The furious push by AI hyperscalers to build out data centres will need about US$1.5 trillion (RM6.24 trillion) of investment-grade bonds over the next five years and extensive funding from every other corner of the market, according to an analysis by JPMorgan Chase & Co.
“The question is not ‘which market will finance the AI boom?’ Rather, the question is ‘how will financings be structured to access every capital market?’” according to strategists led by Tarek Hamid.
Leveraged finance is primed to provide around US$150 billion over the next half decade, they said. Even with funding from the investment-grade and high-yield bond markets, as well as up to US$40 billion per year in data-centre securitisations, it will still be insufficient to meet demand, the strategists added. Private credit and governments could help cover a remaining US$1.4 trillion funding gap, the report estimates.

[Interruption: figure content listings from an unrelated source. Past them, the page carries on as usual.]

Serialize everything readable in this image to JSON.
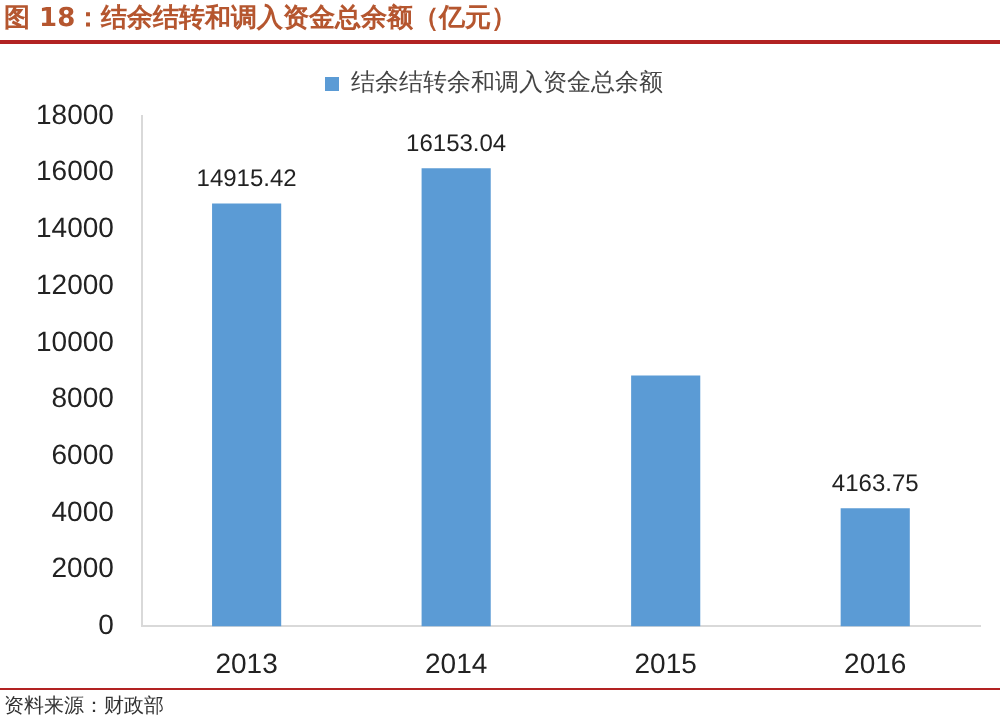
{
  "chart_data": {
    "type": "bar",
    "title": "图 18：结余结转和调入资金总余额（亿元）",
    "annotations": [
      "资料来源：财政部"
    ],
    "categories": [
      "2013",
      "2014",
      "2015",
      "2016"
    ],
    "series": [
      {
        "name": "结余结转余和调入资金总余额",
        "color": "#5b9bd5",
        "values": [
          14915.42,
          16153.04,
          8850,
          4163.75
        ],
        "value_labels": [
          "14915.42",
          "16153.04",
          null,
          "4163.75"
        ]
      }
    ],
    "ylim": [
      0,
      18000
    ],
    "yticks": [
      0,
      2000,
      4000,
      6000,
      8000,
      10000,
      12000,
      14000,
      16000,
      18000
    ],
    "grid": false,
    "legend": "top"
  }
}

The bank calculates at least a US$5 trillion tab that could climb as high as US$7 trillion, singlehandedly driving a reacceleration in growth in the bond and syndicated loan markets, the strategists wrote in a report Monday (Nov 10).
The analysts project US$300 billion in high-grade bonds going toward AI data centres next year. That could account for nearly one-fifth of total issuance in that market, which a report from Barclays Plc estimates will grow to US$1.6 trillion.

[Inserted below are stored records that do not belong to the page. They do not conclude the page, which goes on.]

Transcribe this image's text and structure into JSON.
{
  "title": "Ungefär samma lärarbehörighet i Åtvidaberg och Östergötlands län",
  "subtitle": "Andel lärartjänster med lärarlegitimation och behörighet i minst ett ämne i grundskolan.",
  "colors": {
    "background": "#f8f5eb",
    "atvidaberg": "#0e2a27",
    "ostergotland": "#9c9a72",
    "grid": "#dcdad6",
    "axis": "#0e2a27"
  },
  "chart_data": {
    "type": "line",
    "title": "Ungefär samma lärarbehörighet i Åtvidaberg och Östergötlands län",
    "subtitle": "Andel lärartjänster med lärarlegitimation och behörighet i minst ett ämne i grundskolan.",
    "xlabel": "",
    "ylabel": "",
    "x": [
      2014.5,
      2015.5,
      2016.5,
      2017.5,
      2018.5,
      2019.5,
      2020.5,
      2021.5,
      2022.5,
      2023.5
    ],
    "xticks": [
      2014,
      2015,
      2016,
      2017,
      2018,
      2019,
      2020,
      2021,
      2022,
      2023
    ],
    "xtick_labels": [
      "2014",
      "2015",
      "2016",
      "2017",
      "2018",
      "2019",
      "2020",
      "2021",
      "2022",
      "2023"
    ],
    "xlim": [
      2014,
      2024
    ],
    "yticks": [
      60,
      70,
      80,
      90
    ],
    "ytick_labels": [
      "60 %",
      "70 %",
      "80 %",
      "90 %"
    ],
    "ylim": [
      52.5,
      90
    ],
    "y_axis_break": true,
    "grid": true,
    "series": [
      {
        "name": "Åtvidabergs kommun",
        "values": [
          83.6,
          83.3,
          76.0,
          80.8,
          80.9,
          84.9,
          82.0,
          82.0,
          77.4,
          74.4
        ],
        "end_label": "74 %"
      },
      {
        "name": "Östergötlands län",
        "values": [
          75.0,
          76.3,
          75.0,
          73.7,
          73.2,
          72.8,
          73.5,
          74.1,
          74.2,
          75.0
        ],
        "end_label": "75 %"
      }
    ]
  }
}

Data centre demand — which the analysts said will be limited only by physical constraints like computing resources, real estate and energy — has gone parabolic in recent months, defying some market-watchers’ fears of a bubble. A US$30 billion bond sale by Meta Platforms Inc last month set a record for the largest order book in the history of the high-grade bond market and investors were ready to fork over another US$18 billion to Oracle Corp last week to fund a data centre campus.

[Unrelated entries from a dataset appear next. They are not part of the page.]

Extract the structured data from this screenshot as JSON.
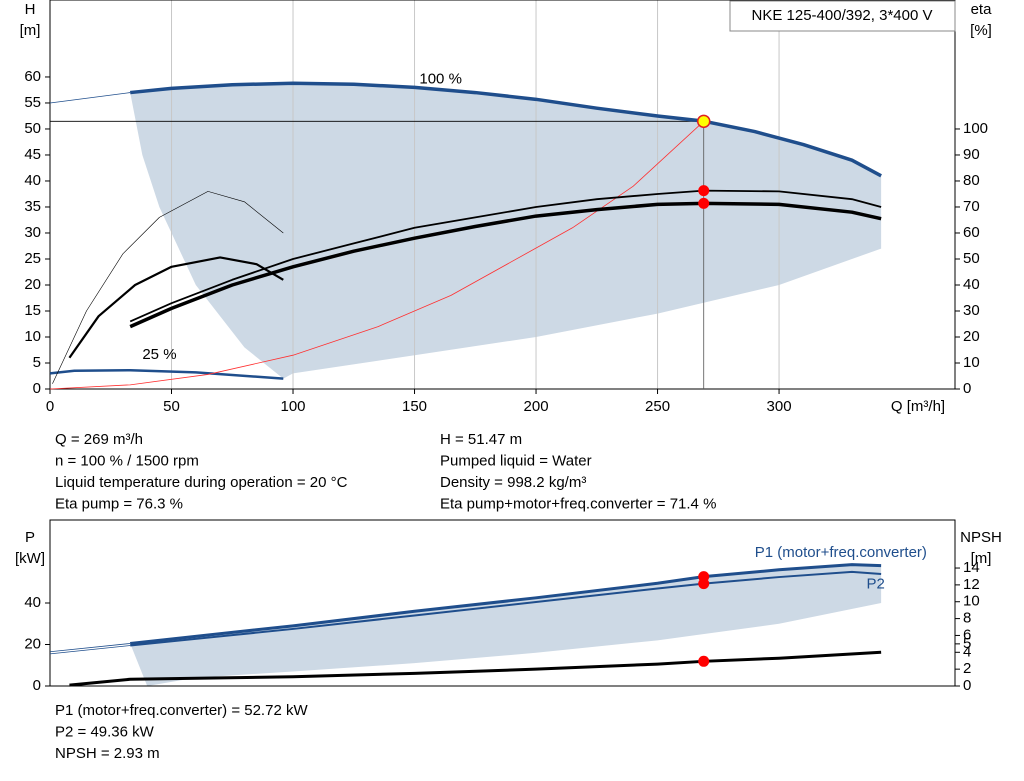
{
  "title": "NKE 125-400/392, 3*400 V",
  "info_top_left": [
    "Q = 269 m³/h",
    "n = 100 % / 1500 rpm",
    "Liquid temperature during operation = 20 °C",
    "Eta pump = 76.3 %"
  ],
  "info_top_right": [
    "H = 51.47 m",
    "Pumped liquid = Water",
    "Density = 998.2 kg/m³",
    "Eta pump+motor+freq.converter = 71.4 %"
  ],
  "info_bottom": [
    "P1 (motor+freq.converter) = 52.72 kW",
    "P2 = 49.36 kW",
    "NPSH = 2.93 m"
  ],
  "chart_data": [
    {
      "type": "line",
      "y_label": [
        "H",
        "[m]"
      ],
      "y2_label": [
        "eta",
        "[%]"
      ],
      "x_label": "Q [m³/h]",
      "xlim": [
        0,
        372.4
      ],
      "xticks": [
        0,
        50,
        100,
        150,
        200,
        250,
        300
      ],
      "ylim": [
        0,
        74.8
      ],
      "yticks": [
        0,
        5,
        10,
        15,
        20,
        25,
        30,
        35,
        40,
        45,
        50,
        55,
        60
      ],
      "y2lim": [
        0,
        149.6
      ],
      "y2ticks": [
        0,
        10,
        20,
        30,
        40,
        50,
        60,
        70,
        80,
        90,
        100
      ],
      "grid": true,
      "region": {
        "color": "#cdd9e5",
        "x": [
          33,
          50,
          75,
          100,
          125,
          150,
          175,
          200,
          225,
          250,
          269,
          290,
          310,
          330,
          342,
          342,
          300,
          250,
          200,
          150,
          100,
          96,
          80,
          60,
          45,
          38
        ],
        "values": [
          57,
          57.8,
          58.5,
          58.8,
          58.6,
          58,
          57,
          55.7,
          54,
          52.5,
          51.5,
          49.5,
          47,
          44,
          41,
          27,
          20,
          14.5,
          10,
          6.5,
          3,
          2,
          8,
          20,
          35,
          45
        ]
      },
      "series": [
        {
          "color": "#1f4e8c",
          "line_width": 3.5,
          "x": [
            33,
            50,
            75,
            100,
            125,
            150,
            175,
            200,
            225,
            250,
            269,
            290,
            310,
            330,
            342
          ],
          "values": [
            57,
            57.8,
            58.5,
            58.8,
            58.6,
            58,
            57,
            55.7,
            54,
            52.5,
            51.5,
            49.5,
            47,
            44,
            41
          ]
        },
        {
          "color": "#1f4e8c",
          "line_width": 0.8,
          "x": [
            0,
            33
          ],
          "values": [
            55,
            57
          ]
        },
        {
          "color": "#1f4e8c",
          "line_width": 2.5,
          "x": [
            0,
            10,
            33,
            60,
            96
          ],
          "values": [
            3,
            3.5,
            3.6,
            3.2,
            2
          ]
        },
        {
          "color": "#ff3030",
          "line_width": 0.8,
          "x": [
            0,
            33,
            65,
            100,
            135,
            165,
            190,
            215,
            240,
            269
          ],
          "values": [
            0,
            0.8,
            2.8,
            6.5,
            12,
            18,
            24.5,
            31,
            39,
            51.47
          ]
        },
        {
          "color": "#000000",
          "line_width": 1.8,
          "axis": "y2",
          "x": [
            33,
            50,
            75,
            100,
            125,
            150,
            175,
            200,
            225,
            250,
            269,
            300,
            330,
            342
          ],
          "values": [
            26,
            33,
            42,
            50,
            56,
            62,
            66,
            70,
            73,
            75,
            76.3,
            76,
            73,
            70
          ]
        },
        {
          "color": "#000000",
          "line_width": 3.5,
          "axis": "y2",
          "x": [
            33,
            50,
            75,
            100,
            125,
            150,
            175,
            200,
            225,
            250,
            269,
            300,
            330,
            342
          ],
          "values": [
            24,
            31,
            40,
            47,
            53,
            58,
            62.5,
            66.5,
            69,
            71,
            71.4,
            71,
            68,
            65.5
          ]
        },
        {
          "color": "#000000",
          "line_width": 0.6,
          "axis": "y2",
          "x": [
            1,
            15,
            30,
            45,
            65,
            80,
            96
          ],
          "values": [
            2,
            30,
            52,
            66,
            76,
            72,
            60
          ]
        },
        {
          "color": "#000000",
          "line_width": 2.2,
          "axis": "y2",
          "x": [
            8,
            20,
            35,
            50,
            70,
            85,
            96
          ],
          "values": [
            12,
            28,
            40,
            47,
            50.6,
            48,
            42
          ]
        }
      ],
      "points": [
        {
          "x": 269,
          "y": 76.3,
          "axis": "y2",
          "color": "#ff0000"
        },
        {
          "x": 269,
          "y": 71.4,
          "axis": "y2",
          "color": "#ff0000"
        }
      ],
      "operating_point": {
        "x": 269,
        "y": 51.47,
        "color": "#ffff00"
      },
      "annotations": [
        {
          "text": "100 %",
          "x": 152,
          "y": 59.5
        },
        {
          "text": "25 %",
          "x": 38,
          "y": 6.5
        }
      ]
    },
    {
      "type": "line",
      "y_label": [
        "P",
        "[kW]"
      ],
      "y2_label": [
        "NPSH",
        "[m]"
      ],
      "xlim": [
        0,
        372.4
      ],
      "ylim": [
        0,
        80
      ],
      "yticks": [
        0,
        20,
        40
      ],
      "y2lim": [
        0,
        19.7
      ],
      "y2ticks": [
        0,
        2,
        4,
        5,
        6,
        8,
        10,
        12,
        14
      ],
      "region": {
        "color": "#cdd9e5",
        "x": [
          33,
          100,
          150,
          200,
          250,
          269,
          300,
          330,
          342,
          342,
          300,
          250,
          200,
          150,
          100,
          60,
          40
        ],
        "values": [
          20.5,
          29,
          36,
          42.5,
          49.5,
          52.72,
          56,
          58.5,
          58,
          40,
          30,
          22,
          16,
          11,
          7,
          4,
          0
        ]
      },
      "series": [
        {
          "color": "#1f4e8c",
          "line_width": 3,
          "x": [
            33,
            100,
            150,
            200,
            250,
            269,
            300,
            330,
            342
          ],
          "values": [
            20.5,
            29,
            36,
            42.5,
            49.5,
            52.72,
            56,
            58.5,
            58
          ]
        },
        {
          "color": "#1f4e8c",
          "line_width": 0.8,
          "x": [
            0,
            33
          ],
          "values": [
            16.5,
            20.5
          ]
        },
        {
          "color": "#1f4e8c",
          "line_width": 2,
          "x": [
            33,
            100,
            150,
            200,
            250,
            269,
            300,
            330,
            342
          ],
          "values": [
            19.5,
            27.5,
            34,
            40.5,
            47,
            49.36,
            52.5,
            55,
            54
          ]
        },
        {
          "color": "#1f4e8c",
          "line_width": 0.8,
          "x": [
            0,
            33
          ],
          "values": [
            15.5,
            19.5
          ]
        },
        {
          "color": "#000000",
          "line_width": 3,
          "axis": "y2",
          "x": [
            8,
            33,
            100,
            150,
            200,
            250,
            269,
            300,
            342
          ],
          "values": [
            0.1,
            0.8,
            1.1,
            1.5,
            2,
            2.6,
            2.93,
            3.3,
            4
          ]
        }
      ],
      "points": [
        {
          "x": 269,
          "y": 52.72,
          "color": "#ff0000"
        },
        {
          "x": 269,
          "y": 49.36,
          "color": "#ff0000"
        },
        {
          "x": 269,
          "y": 2.93,
          "axis": "y2",
          "color": "#ff0000"
        }
      ],
      "labels": [
        {
          "text": "P1 (motor+freq.converter)",
          "x": 290,
          "y": 64
        },
        {
          "text": "P2",
          "x": 336,
          "y": 49
        }
      ]
    }
  ]
}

Despite the eye-popping sums the analysts estimated will be necessary to fund the next half-decade of expansion, they warned the path forward will not simply be “up and to the right.” Their biggest fear would be a repeat of the bubble that formed around telecom and fibre-optic networks in the late 1990s and early 2000s, when overcapacity led to a wave of defaults and a collapse in many sky-high valuations.